30 October 2009

Birthday party in the CIE of Rome. But the girl is 16!

Her parents are Croatian, but she was born in Venice. In 1993. She is sixteen. She celebrated her birthday on 12 September with an impromptu surprise party organised by the older inmates of the Centre for Identification and Expulsion of Ponte Galeria, Rome. The law prohibits the detention of minors in deportation centres. But Elvira- this is what we’ll call the girl without revealing her real name for privacy reasons- has no documents to prove her age. And the X-ray of the wrist - obligatory in these cases - has given a negative response. Medicine says Elvira is 25 years old. Elvira is fluent in Italian, because she grew up in our country. Her parents fled from the war in Croatia in 1991. And they returned only a few years after the end of the conflict. Elvira does not remember the dates, but she says she was a child. At home, however, she always watched Italian TV, and her parents taught her and her older brother to speak Italian. It was with her 26-year-old brother that Elvira left for her summer holiday in Italy, three months ago. They came into the country legally, with a stamp on their passports at customs. The problem arose in Messina.
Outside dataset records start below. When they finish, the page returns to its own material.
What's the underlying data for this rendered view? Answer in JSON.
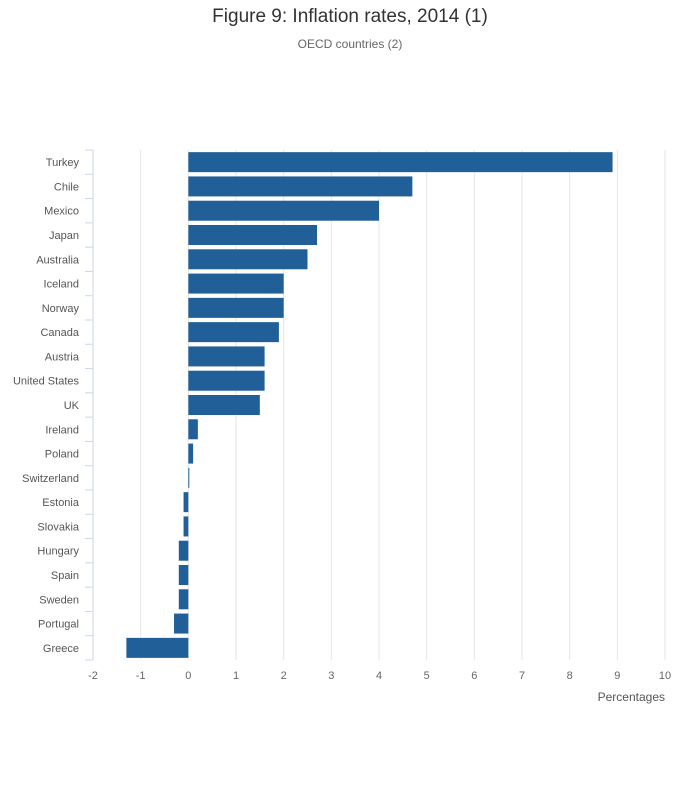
{
  "chart_data": {
    "type": "bar",
    "orientation": "horizontal",
    "title": "Figure 9: Inflation rates, 2014 (1)",
    "subtitle": "OECD countries (2)",
    "xlabel": "Percentages",
    "ylabel": "",
    "xlim": [
      -2,
      10
    ],
    "xticks": [
      -2,
      -1,
      0,
      1,
      2,
      3,
      4,
      5,
      6,
      7,
      8,
      9,
      10
    ],
    "grid": "vertical",
    "legend": "none",
    "bar_color": "#215f98",
    "categories": [
      "Turkey",
      "Chile",
      "Mexico",
      "Japan",
      "Australia",
      "Iceland",
      "Norway",
      "Canada",
      "Austria",
      "United States",
      "UK",
      "Ireland",
      "Poland",
      "Switzerland",
      "Estonia",
      "Slovakia",
      "Hungary",
      "Spain",
      "Sweden",
      "Portugal",
      "Greece"
    ],
    "values": [
      8.9,
      4.7,
      4.0,
      2.7,
      2.5,
      2.0,
      2.0,
      1.9,
      1.6,
      1.6,
      1.5,
      0.2,
      0.1,
      0.0,
      -0.1,
      -0.1,
      -0.2,
      -0.2,
      -0.2,
      -0.3,
      -1.3
    ]
  }
}
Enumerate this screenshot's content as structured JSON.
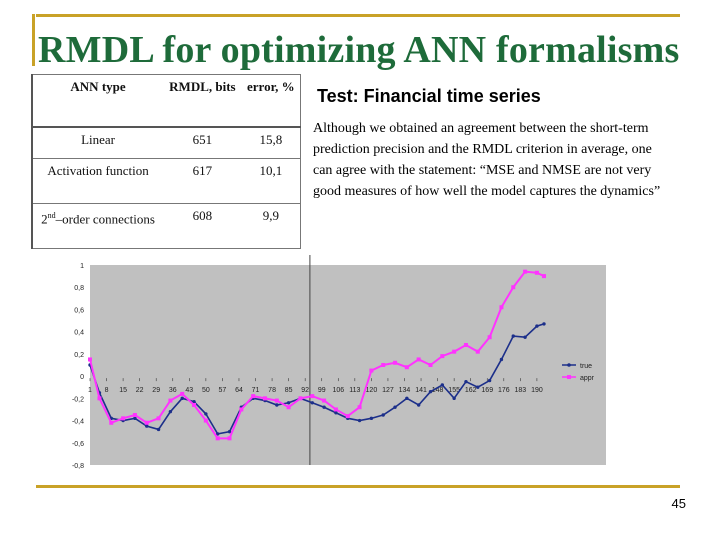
{
  "slide": {
    "title": "RMDL for optimizing ANN formalisms",
    "subtitle": "Test: Financial time series",
    "quote": "Although we obtained an agreement between the short-term prediction precision and the RMDL criterion in average, one can agree with the statement: “MSE and NMSE are not very good measures of how well the model captures the dynamics”",
    "page_number": "45"
  },
  "table": {
    "headers": [
      "ANN type",
      "RMDL, bits",
      "error, %"
    ],
    "rows": [
      {
        "type": "Linear",
        "type_sup": "",
        "type_rest": "",
        "rmdl": "651",
        "error": "15,8"
      },
      {
        "type": "Activation function",
        "type_sup": "",
        "type_rest": "",
        "rmdl": "617",
        "error": "10,1"
      },
      {
        "type": "2",
        "type_sup": "nd",
        "type_rest": "–order connections",
        "rmdl": "608",
        "error": "9,9"
      }
    ]
  },
  "colors": {
    "title": "#1e6b3a",
    "accent_line": "#c9a227",
    "plot_bg": "#c0c0c0",
    "true_series": "#1c2f8a",
    "appr_series": "#ff33ff"
  },
  "chart_data": {
    "type": "line",
    "title": "",
    "xlabel": "",
    "ylabel": "",
    "ylim": [
      -0.8,
      1
    ],
    "yticks": [
      "1",
      "0,8",
      "0,6",
      "0,4",
      "0,2",
      "0",
      "-0,2",
      "-0,4",
      "-0,6",
      "-0,8"
    ],
    "ytick_values": [
      1,
      0.8,
      0.6,
      0.4,
      0.2,
      0,
      -0.2,
      -0.4,
      -0.6,
      -0.8
    ],
    "xlim": [
      1,
      193
    ],
    "xticks": [
      "1",
      "8",
      "15",
      "22",
      "29",
      "36",
      "43",
      "50",
      "57",
      "64",
      "71",
      "78",
      "85",
      "92",
      "99",
      "106",
      "113",
      "120",
      "127",
      "134",
      "141",
      "148",
      "155",
      "162",
      "169",
      "176",
      "183",
      "190"
    ],
    "divider_x": 94,
    "legend": [
      "true",
      "appr"
    ],
    "series": [
      {
        "name": "true",
        "x": [
          1,
          5,
          10,
          15,
          20,
          25,
          30,
          35,
          40,
          45,
          50,
          55,
          60,
          65,
          70,
          75,
          80,
          85,
          90,
          95,
          100,
          105,
          110,
          115,
          120,
          125,
          130,
          135,
          140,
          145,
          150,
          155,
          160,
          165,
          170,
          175,
          180,
          185,
          190,
          193
        ],
        "values": [
          0.1,
          -0.15,
          -0.38,
          -0.4,
          -0.38,
          -0.45,
          -0.48,
          -0.32,
          -0.2,
          -0.23,
          -0.34,
          -0.52,
          -0.5,
          -0.28,
          -0.2,
          -0.22,
          -0.26,
          -0.24,
          -0.2,
          -0.24,
          -0.28,
          -0.33,
          -0.38,
          -0.4,
          -0.38,
          -0.35,
          -0.28,
          -0.2,
          -0.26,
          -0.14,
          -0.08,
          -0.2,
          -0.05,
          -0.1,
          -0.04,
          0.15,
          0.36,
          0.35,
          0.45,
          0.47
        ]
      },
      {
        "name": "appr",
        "x": [
          1,
          5,
          10,
          15,
          20,
          25,
          30,
          35,
          40,
          45,
          50,
          55,
          60,
          65,
          70,
          75,
          80,
          85,
          90,
          95,
          100,
          105,
          110,
          115,
          120,
          125,
          130,
          135,
          140,
          145,
          150,
          155,
          160,
          165,
          170,
          175,
          180,
          185,
          190,
          193
        ],
        "values": [
          0.15,
          -0.2,
          -0.42,
          -0.38,
          -0.35,
          -0.42,
          -0.38,
          -0.22,
          -0.16,
          -0.26,
          -0.4,
          -0.56,
          -0.56,
          -0.3,
          -0.18,
          -0.2,
          -0.22,
          -0.28,
          -0.2,
          -0.18,
          -0.22,
          -0.3,
          -0.36,
          -0.28,
          0.05,
          0.1,
          0.12,
          0.08,
          0.15,
          0.1,
          0.18,
          0.22,
          0.28,
          0.22,
          0.35,
          0.62,
          0.8,
          0.94,
          0.93,
          0.9
        ]
      }
    ]
  }
}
There, Elvira was stopped by police on charges of attempted theft, and they seized her passport to verify its validity. That passport would have been enough to get her out, but no one is able to retrieve it. The brother, who is still Rome, hosted by his uncles, informed his mother in Croatia, and a few days ago she was able to send the birth certificates issued by the municipality. The package arrived at Ponte Galeria at the end of last week. And Elvira is back to freedom at last. They transferred her to a residential institution for minors, from which she ran away two days later to join her brother and uncles to Rome and to go home. For once, the story has a happy ending. But those 47 days spent inside the cages of Ponte Galeria at 16, she will not easily forget.